But there's also something else in the air, a different kind of invasion is happening – the invasion of the advertisers.
Entering the registration hall was like having logo LSD injected straight into your eyeballs. From the sponsored bags and free T-shirts, to the young start-ups hastily taping posters to every available bit of wall space and sheepishly handing out flyers.
With nearly 30,000 people descending on a few blocks, there are some major problems – mainly the challenge to get into oversubscribed talks and the variable quality of the talks themselves – but with a fair few launches and innovations, being here is like stepping into the future and you can't help but be inspired.
The new product launches are diverse and the ones that caught the zeitgeist for me yesterday include Makerbot’s digitiser, a very cool device which allows you to scan an object and print it off in 3D; the first-ever 3D mobile phone printer; LevelUp’s mobile phone scanner; and Cheil’s beta of our very own Mubbl app, which lets event attendees capture the event together to create a richer, collective digital memory.
But the single biggest thing that people have been talking about is 3D printing.

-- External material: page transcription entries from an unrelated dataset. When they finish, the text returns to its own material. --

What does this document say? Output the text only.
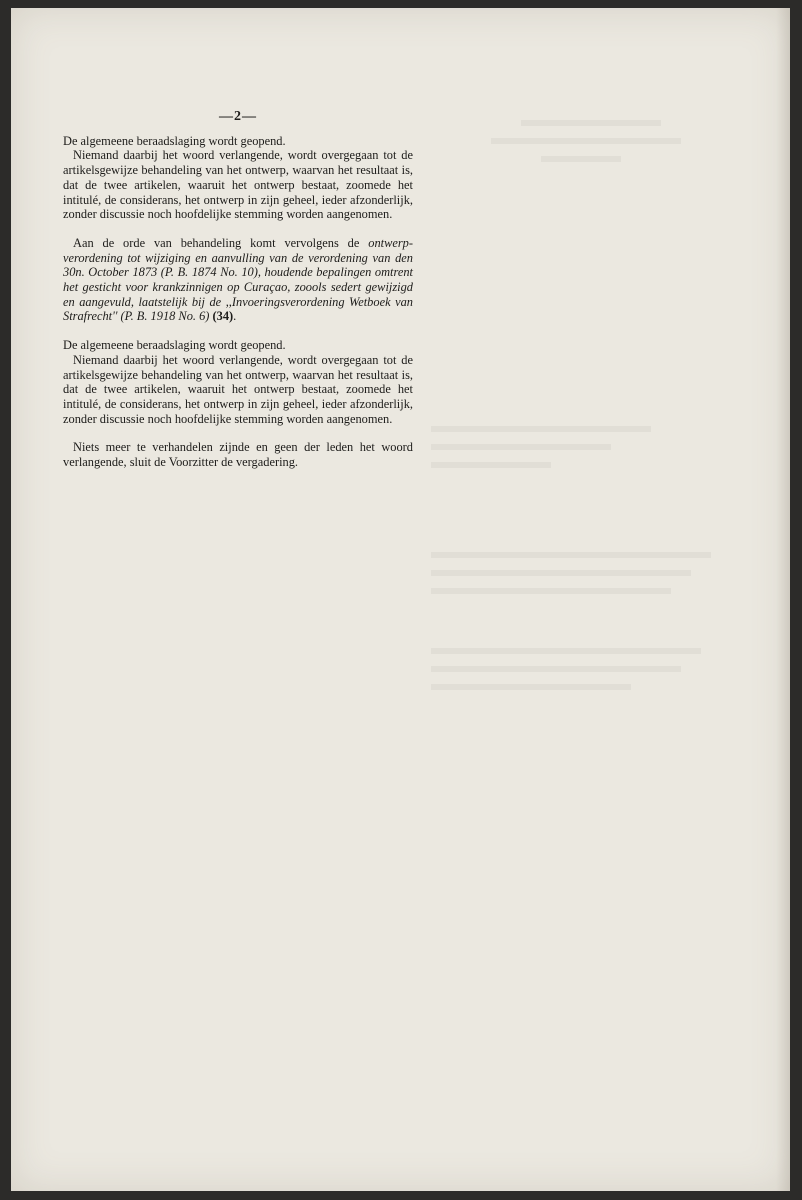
—2—

De algemeene beraadslaging wordt geopend.

Niemand daarbij het woord verlangende, wordt overgegaan tot de artikelsgewijze behandeling van het ontwerp, waarvan het resultaat is, dat de twee artikelen, waaruit het ontwerp bestaat, zoomede het intitulé, de considerans, het ontwerp in zijn geheel, ieder afzonderlijk, zonder discussie noch hoofdelijke stemming worden aangenomen.

Aan de orde van behandeling komt vervolgens de ontwerp-verordening tot wijziging en aanvulling van de verordening van den 30n. October 1873 (P. B. 1874 No. 10), houdende bepalingen omtrent het gesticht voor krankzinnigen op Curaçao, zoools sedert gewijzigd en aangevuld, laatstelijk bij de ,,Invoeringsverordening Wetboek van Strafrecht'' (P. B. 1918 No. 6) (34).

De algemeene beraadslaging wordt geopend.

Niemand daarbij het woord verlangende, wordt overgegaan tot de artikelsgewijze behandeling van het ontwerp, waarvan het resultaat is, dat de twee artikelen, waaruit het ontwerp bestaat, zoomede het intitulé, de considerans, het ontwerp in zijn geheel, ieder afzonderlijk, zonder discussie noch hoofdelijke stemming worden aangenomen.

Niets meer te verhandelen zijnde en geen der leden het woord verlangende, sluit de Voorzitter de vergadering.
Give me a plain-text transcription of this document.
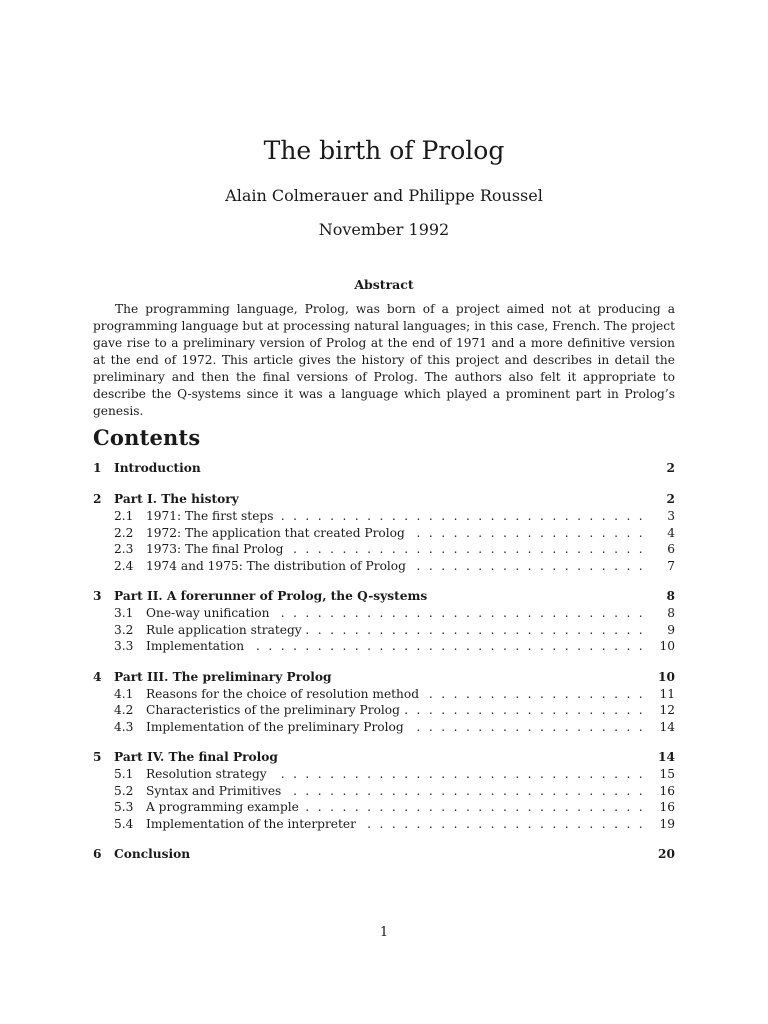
The birth of Prolog
Alain Colmerauer and Philippe Roussel
November 1992
Abstract

The programming language, Prolog, was born of a project aimed not at producing a programming language but at processing natural languages; in this case, French. The project gave rise to a preliminary version of Prolog at the end of 1971 and a more definitive version at the end of 1972. This article gives the history of this project and describes in detail the preliminary and then the final versions of Prolog. The authors also felt it appropriate to describe the Q-systems since it was a language which played a prominent part in Prolog’s genesis.

Contents
1 Introduction	2
2 Part I. The history	2
2.1 1971: The first steps . . .	3
2.2 1972: The application that created Prolog . . .	4
2.3 1973: The final Prolog . . .	6
2.4 1974 and 1975: The distribution of Prolog . . .	7
3 Part II. A forerunner of Prolog, the Q-systems	8
3.1 One-way unification . . .	8
3.2 Rule application strategy . . .	9
3.3 Implementation . . .	10
4 Part III. The preliminary Prolog	10
4.1 Reasons for the choice of resolution method . . .	11
4.2 Characteristics of the preliminary Prolog . . .	12
4.3 Implementation of the preliminary Prolog . . .	14
5 Part IV. The final Prolog	14
5.1 Resolution strategy . . .	15
5.2 Syntax and Primitives . . .	16
5.3 A programming example . . .	16
5.4 Implementation of the interpreter . . .	19
6 Conclusion	20
1
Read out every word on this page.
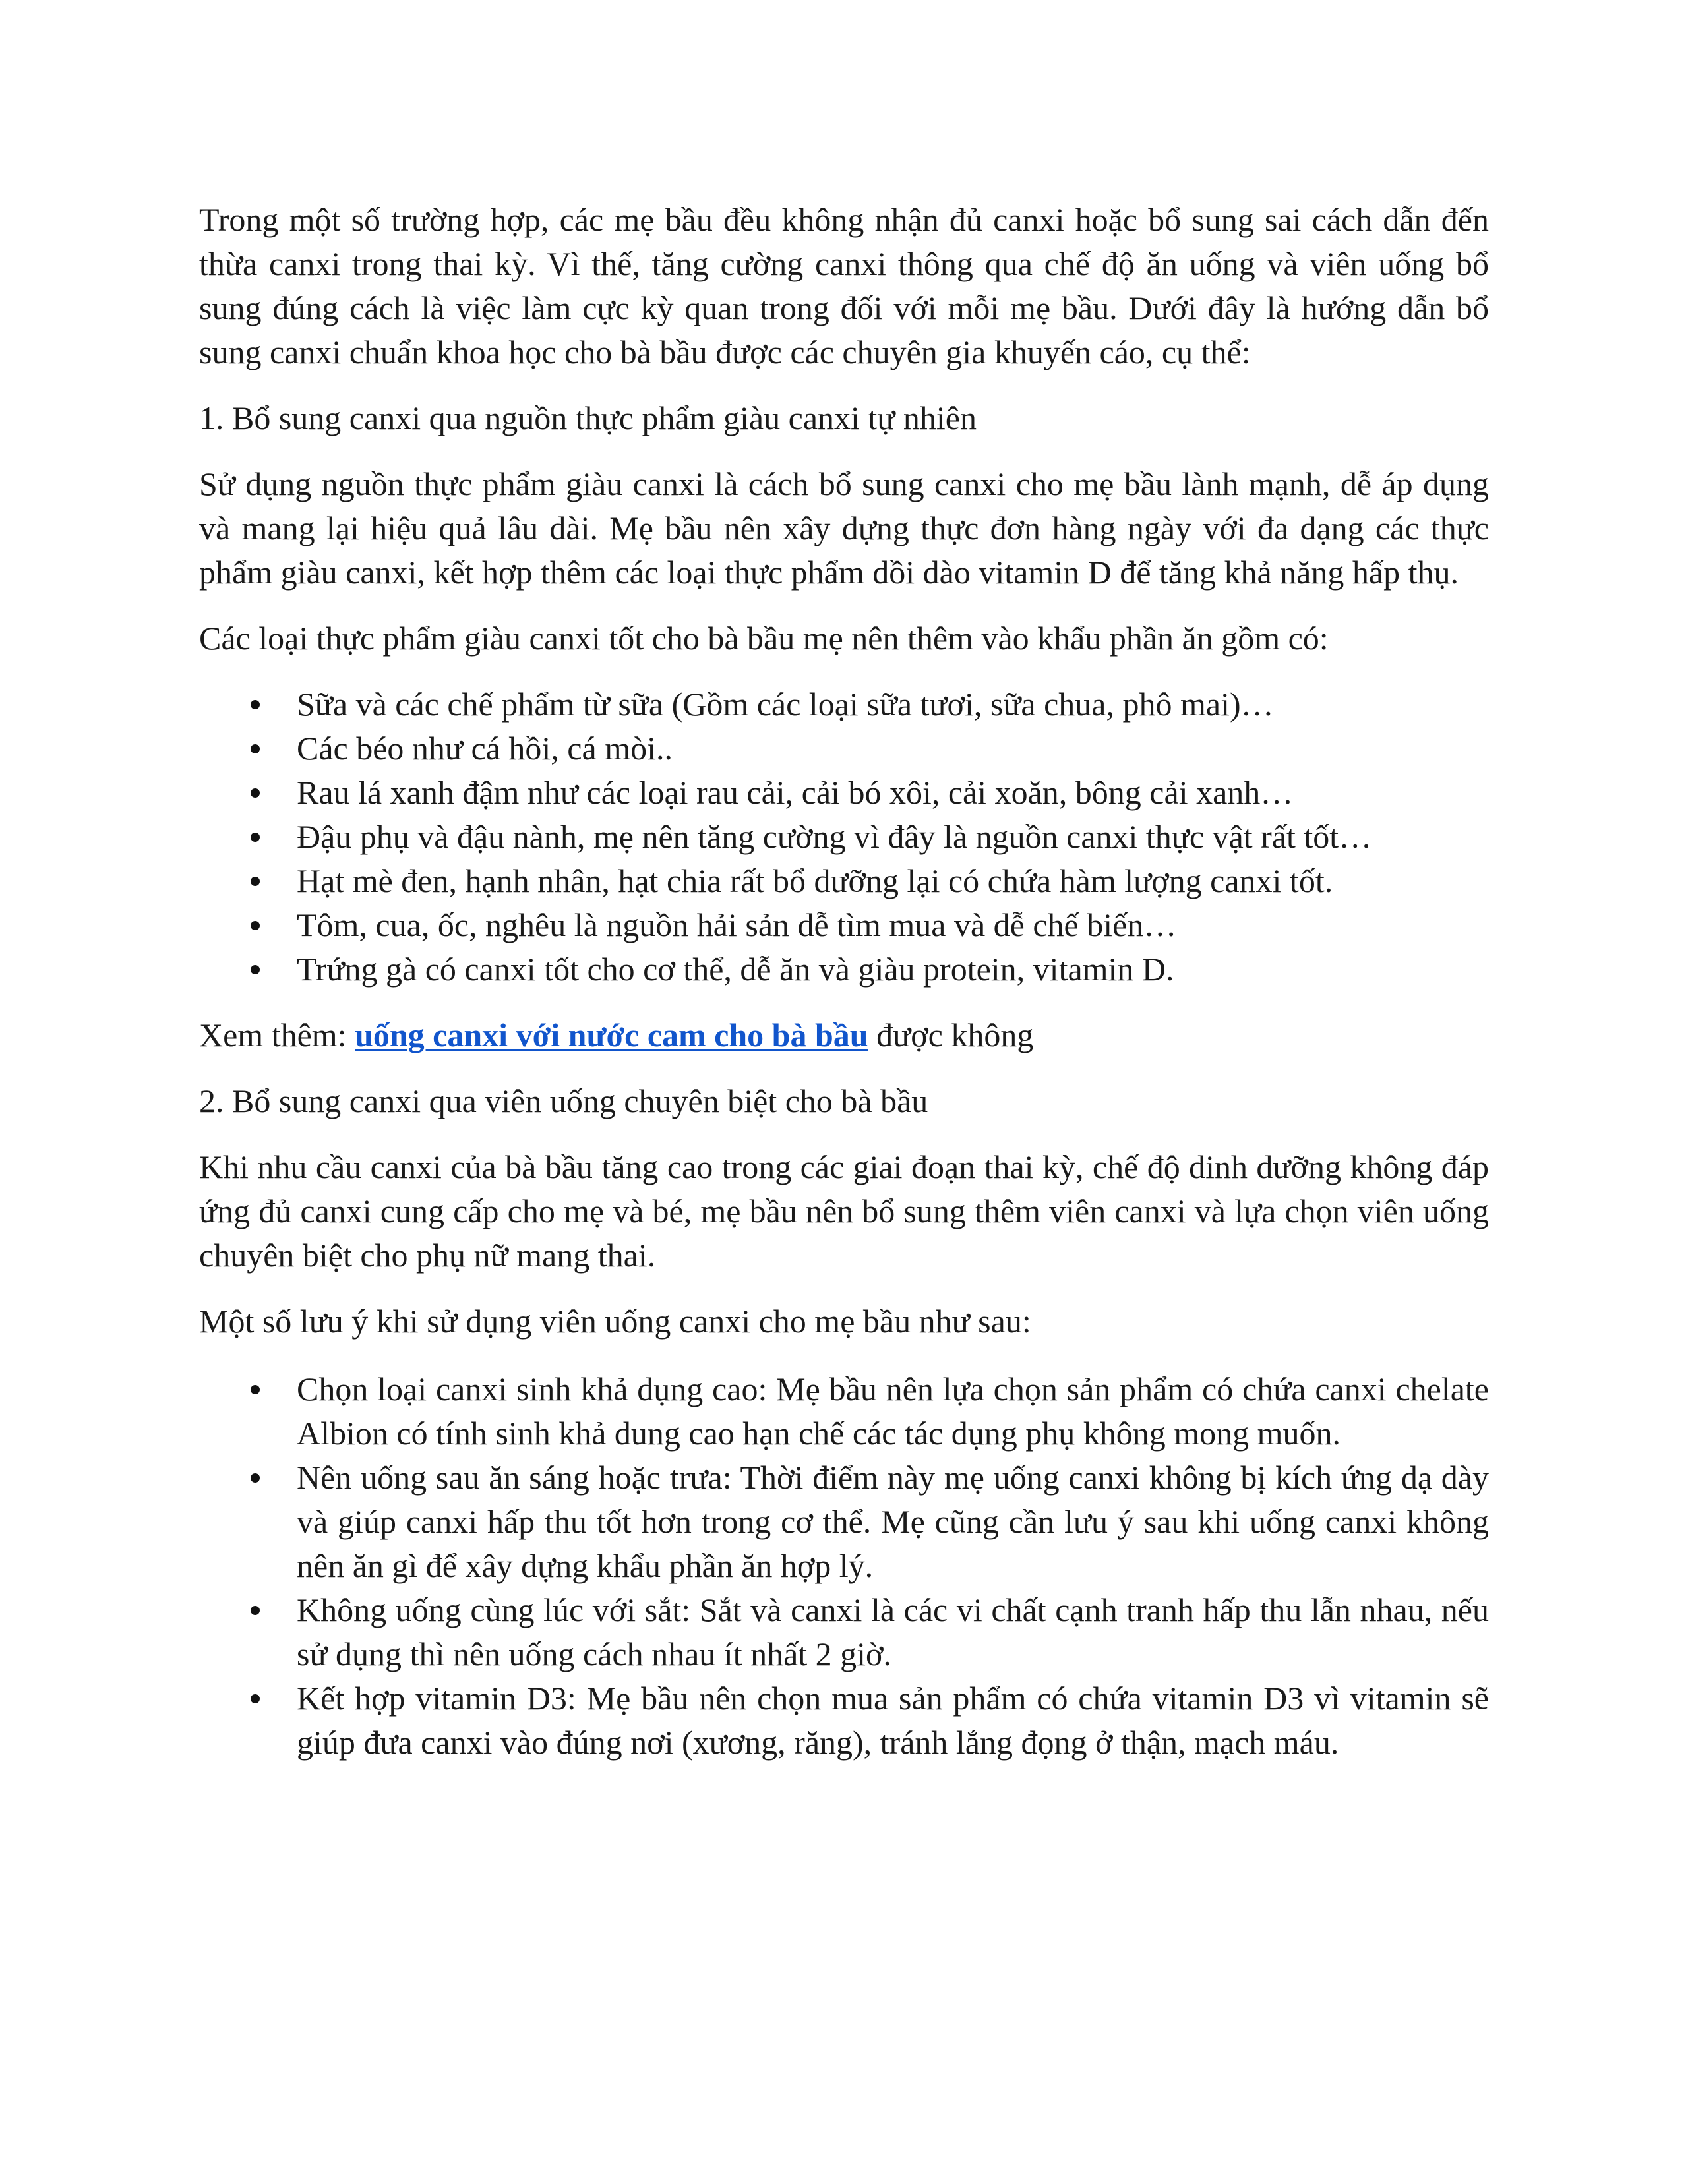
Trong một số trường hợp, các mẹ bầu đều không nhận đủ canxi hoặc bổ sung sai cách dẫn đến thừa canxi trong thai kỳ. Vì thế, tăng cường canxi thông qua chế độ ăn uống và viên uống bổ sung đúng cách là việc làm cực kỳ quan trong đối với mỗi mẹ bầu. Dưới đây là hướng dẫn bổ sung canxi chuẩn khoa học cho bà bầu được các chuyên gia khuyến cáo, cụ thể:

1. Bổ sung canxi qua nguồn thực phẩm giàu canxi tự nhiên

Sử dụng nguồn thực phẩm giàu canxi là cách bổ sung canxi cho mẹ bầu lành mạnh, dễ áp dụng và mang lại hiệu quả lâu dài. Mẹ bầu nên xây dựng thực đơn hàng ngày với đa dạng các thực phẩm giàu canxi, kết hợp thêm các loại thực phẩm dồi dào vitamin D để tăng khả năng hấp thụ.

Các loại thực phẩm giàu canxi tốt cho bà bầu mẹ nên thêm vào khẩu phần ăn gồm có:

Sữa và các chế phẩm từ sữa (Gồm các loại sữa tươi, sữa chua, phô mai)…
Các béo như cá hồi, cá mòi..
Rau lá xanh đậm như các loại rau cải, cải bó xôi, cải xoăn, bông cải xanh…
Đậu phụ và đậu nành, mẹ nên tăng cường vì đây là nguồn canxi thực vật rất tốt…
Hạt mè đen, hạnh nhân, hạt chia rất bổ dưỡng lại có chứa hàm lượng canxi tốt.
Tôm, cua, ốc, nghêu là nguồn hải sản dễ tìm mua và dễ chế biến…
Trứng gà có canxi tốt cho cơ thể, dễ ăn và giàu protein, vitamin D.

Xem thêm: uống canxi với nước cam cho bà bầu được không

2. Bổ sung canxi qua viên uống chuyên biệt cho bà bầu

Khi nhu cầu canxi của bà bầu tăng cao trong các giai đoạn thai kỳ, chế độ dinh dưỡng không đáp ứng đủ canxi cung cấp cho mẹ và bé, mẹ bầu nên bổ sung thêm viên canxi và lựa chọn viên uống chuyên biệt cho phụ nữ mang thai.

Một số lưu ý khi sử dụng viên uống canxi cho mẹ bầu như sau:

Chọn loại canxi sinh khả dụng cao: Mẹ bầu nên lựa chọn sản phẩm có chứa canxi chelate Albion có tính sinh khả dung cao hạn chế các tác dụng phụ không mong muốn.
Nên uống sau ăn sáng hoặc trưa: Thời điểm này mẹ uống canxi không bị kích ứng dạ dày và giúp canxi hấp thu tốt hơn trong cơ thể. Mẹ cũng cần lưu ý sau khi uống canxi không nên ăn gì để xây dựng khẩu phần ăn hợp lý.
Không uống cùng lúc với sắt: Sắt và canxi là các vi chất cạnh tranh hấp thu lẫn nhau, nếu sử dụng thì nên uống cách nhau ít nhất 2 giờ.
Kết hợp vitamin D3: Mẹ bầu nên chọn mua sản phẩm có chứa vitamin D3 vì vitamin sẽ giúp đưa canxi vào đúng nơi (xương, răng), tránh lắng đọng ở thận, mạch máu.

Pettis, the founder of Makerbot, arguably the single company that has done the most to make 3D printing affordable for the masses, yesterday revealed a new product. A product that Pettis modestly claims will help bring about a new industrial revolution.
It’s called the Digitizer, and it’s essentially a 3D scanner. The Digitizer, paired with the Makerbot, are potentially the most disruptive combination of products the world has seen. Now you can scan any object and print out a duplicate, cut and paste for the real world.
Conversations in the bar afterwards tended to put it another, slightly more cynical way – now you can steal anything and make unlimited copies. Piracy for real objects.